Rimo-nos os dois, e o ambiente ficou esquisito. Era uma daquelas situações em que uma rapariga bonita estava a ajudar o tipo bruto a conquistar a sua amiga. Por alguma razão aquilo não me soou nada bem. Parecia-me o começo perfeito para um tipo de filme que nunca acaba sem situações humilhantes ou traições desesperadas.

- Ouve, quero que percebas que estou realmente a fazer um esforço para conquistar a Ariel – expliquei eu.

- Isso é a tua forma de colocar a nossa química em stand-by?

- A nossa química? Não há química nenhuma – disse eu. A sereia loura insinuou-se, daquela maneira pouco visível de mexer a barbatana e fazer olhinhos – Não há química nenhuma – repeti. Engasguei-me sem perceber bem porquê.

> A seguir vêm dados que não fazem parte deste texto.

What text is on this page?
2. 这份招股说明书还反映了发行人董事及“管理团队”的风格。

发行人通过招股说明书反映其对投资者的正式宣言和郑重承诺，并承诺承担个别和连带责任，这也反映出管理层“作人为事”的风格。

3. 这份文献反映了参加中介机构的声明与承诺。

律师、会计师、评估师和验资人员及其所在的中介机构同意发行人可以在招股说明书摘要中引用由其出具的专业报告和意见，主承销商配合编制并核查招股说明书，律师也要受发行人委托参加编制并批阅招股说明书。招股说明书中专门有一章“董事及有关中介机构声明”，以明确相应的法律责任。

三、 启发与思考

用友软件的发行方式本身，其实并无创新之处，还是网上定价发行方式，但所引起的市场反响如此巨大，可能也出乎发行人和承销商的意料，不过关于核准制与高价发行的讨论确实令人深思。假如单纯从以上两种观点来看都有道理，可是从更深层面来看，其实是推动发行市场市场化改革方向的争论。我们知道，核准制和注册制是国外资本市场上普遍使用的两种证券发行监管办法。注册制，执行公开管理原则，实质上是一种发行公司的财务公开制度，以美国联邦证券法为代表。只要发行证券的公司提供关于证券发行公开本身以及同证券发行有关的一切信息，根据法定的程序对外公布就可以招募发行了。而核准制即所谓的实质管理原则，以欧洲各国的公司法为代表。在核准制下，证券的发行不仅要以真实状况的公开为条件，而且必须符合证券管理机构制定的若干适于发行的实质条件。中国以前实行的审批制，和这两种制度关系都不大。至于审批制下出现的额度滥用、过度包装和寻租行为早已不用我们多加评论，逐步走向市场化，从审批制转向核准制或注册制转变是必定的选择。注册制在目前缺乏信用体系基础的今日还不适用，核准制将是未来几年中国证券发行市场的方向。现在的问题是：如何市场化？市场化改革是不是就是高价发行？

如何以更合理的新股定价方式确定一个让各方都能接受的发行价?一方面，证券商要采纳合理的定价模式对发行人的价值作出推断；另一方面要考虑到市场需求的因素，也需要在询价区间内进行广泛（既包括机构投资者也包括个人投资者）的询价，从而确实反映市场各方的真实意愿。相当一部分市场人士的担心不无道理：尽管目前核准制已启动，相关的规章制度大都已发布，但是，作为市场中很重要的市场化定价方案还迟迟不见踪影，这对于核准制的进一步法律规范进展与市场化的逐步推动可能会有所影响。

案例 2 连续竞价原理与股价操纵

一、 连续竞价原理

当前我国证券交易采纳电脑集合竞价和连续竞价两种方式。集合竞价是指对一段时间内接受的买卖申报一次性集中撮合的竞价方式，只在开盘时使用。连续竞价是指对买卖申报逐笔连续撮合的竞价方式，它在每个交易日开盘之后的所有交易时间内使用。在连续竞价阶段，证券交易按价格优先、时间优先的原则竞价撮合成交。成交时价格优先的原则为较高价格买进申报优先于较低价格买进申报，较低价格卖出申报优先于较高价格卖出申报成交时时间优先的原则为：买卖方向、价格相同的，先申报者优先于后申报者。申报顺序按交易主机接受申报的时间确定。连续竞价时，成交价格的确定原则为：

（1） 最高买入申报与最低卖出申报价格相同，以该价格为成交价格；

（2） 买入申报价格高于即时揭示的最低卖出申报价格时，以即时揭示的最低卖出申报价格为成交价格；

- Bem, vou andando, então. Mas devo relembrar-te de que no fundo no fundo, tu estás a tentar conquistar a Ariel por uma simples questão prática. Não tens para onde ir. A tua única hipótese é não fazer onda, se me permites a expressão corriqueira. Para depois jogares ao “família equilibrada” com a Ariel e o Poseidon. E o vosso filhote.

Levantei-me de um salto.

- Não te admito que digas isso. Estás a insinuar que o que estou a fazer é por interesses pessoais?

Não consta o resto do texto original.